No entanto, praticamente em simultâneo, a imprensa divulgava, a “caixa negra” do dia do incêndio de Pedrógão Grande, disponibilizada pela Protecção Civil, onde evidências haveria de pedidos de ajuda de pessoas que não teriam tido sequência, por alegada falha das comunicações.
Em que ficamos? Que fazer com tudo isto? Tudo parece ser mau. Alguém virá dizer certamente algo como “Mas estamos a falar de coisas muito diferentes”....
Se o SIRESP falhou numa emergência absolutamente previsível quando deveria funcionar, quem deve ser responsabilizado pela falha? Essa falha faz parte do sistema? Se o SIRESP afinal não falhou, e não houve problema de comunicações, como se pode explicar que o sistema de Protecção Civil, perante um incêndio manifestamente em curso, de grandes dimensões, não tenha conseguido acautelar a vida de 64 pessoas e mais de uma centena de feridos, quando afinal aqueles pediam reiteradamente ajuda às autoridades? E o que precisamos de fazer para que uma situação idêntica não aconteça para a semana ou para a outra? E o que significa terem sido remetidas recomendações de alterações ao funcionamento do SIRESP em 2016, em relação a pontos aparentemente sensíveis do sistema, e não ter havido qualquer acção do MAI perante essas alterações que seriam necessárias?
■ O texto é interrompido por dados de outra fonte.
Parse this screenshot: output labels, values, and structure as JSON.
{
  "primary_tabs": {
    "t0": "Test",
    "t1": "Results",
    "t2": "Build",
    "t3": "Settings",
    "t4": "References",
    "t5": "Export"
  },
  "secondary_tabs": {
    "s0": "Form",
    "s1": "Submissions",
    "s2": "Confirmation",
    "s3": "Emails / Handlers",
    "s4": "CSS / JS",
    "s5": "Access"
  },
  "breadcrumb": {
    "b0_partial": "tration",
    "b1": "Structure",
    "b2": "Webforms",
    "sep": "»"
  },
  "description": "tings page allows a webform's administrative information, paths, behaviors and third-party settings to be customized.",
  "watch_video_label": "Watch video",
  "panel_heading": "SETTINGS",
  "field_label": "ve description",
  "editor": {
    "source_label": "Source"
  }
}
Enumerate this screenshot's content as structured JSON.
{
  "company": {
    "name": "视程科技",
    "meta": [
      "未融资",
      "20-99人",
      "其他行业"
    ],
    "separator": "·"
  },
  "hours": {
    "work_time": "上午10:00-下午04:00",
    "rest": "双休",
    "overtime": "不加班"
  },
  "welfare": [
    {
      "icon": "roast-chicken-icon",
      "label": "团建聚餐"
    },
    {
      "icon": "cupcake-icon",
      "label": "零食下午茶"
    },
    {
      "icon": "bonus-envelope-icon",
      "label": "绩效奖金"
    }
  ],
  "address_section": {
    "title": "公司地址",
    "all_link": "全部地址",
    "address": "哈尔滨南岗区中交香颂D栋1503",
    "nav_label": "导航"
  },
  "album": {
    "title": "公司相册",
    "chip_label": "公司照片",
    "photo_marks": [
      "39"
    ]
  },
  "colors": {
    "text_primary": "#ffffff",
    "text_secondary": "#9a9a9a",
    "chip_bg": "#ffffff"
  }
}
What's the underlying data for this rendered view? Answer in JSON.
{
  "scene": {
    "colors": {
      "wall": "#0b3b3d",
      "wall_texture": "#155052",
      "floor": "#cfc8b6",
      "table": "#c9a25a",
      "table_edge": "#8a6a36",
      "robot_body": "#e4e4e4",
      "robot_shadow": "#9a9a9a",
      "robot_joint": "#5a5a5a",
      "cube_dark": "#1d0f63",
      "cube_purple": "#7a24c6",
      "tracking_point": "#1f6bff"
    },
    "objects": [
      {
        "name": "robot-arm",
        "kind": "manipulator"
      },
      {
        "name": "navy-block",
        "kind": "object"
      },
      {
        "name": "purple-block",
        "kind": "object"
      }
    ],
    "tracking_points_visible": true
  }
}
Ou não seriam necessárias?
Mais de uma semana depois do incêndio, estamos ainda pior de explicações e de assunção de responsabilidades. Se era para isto, mais valia dizer que tinha sido punição divina e mostrar à exaustão o galho fendido pelo raio castigador. Até porque tudo isto, ao contrário do que se pretenderia, ainda mina mais a credibilidade e a confiança nas instituições.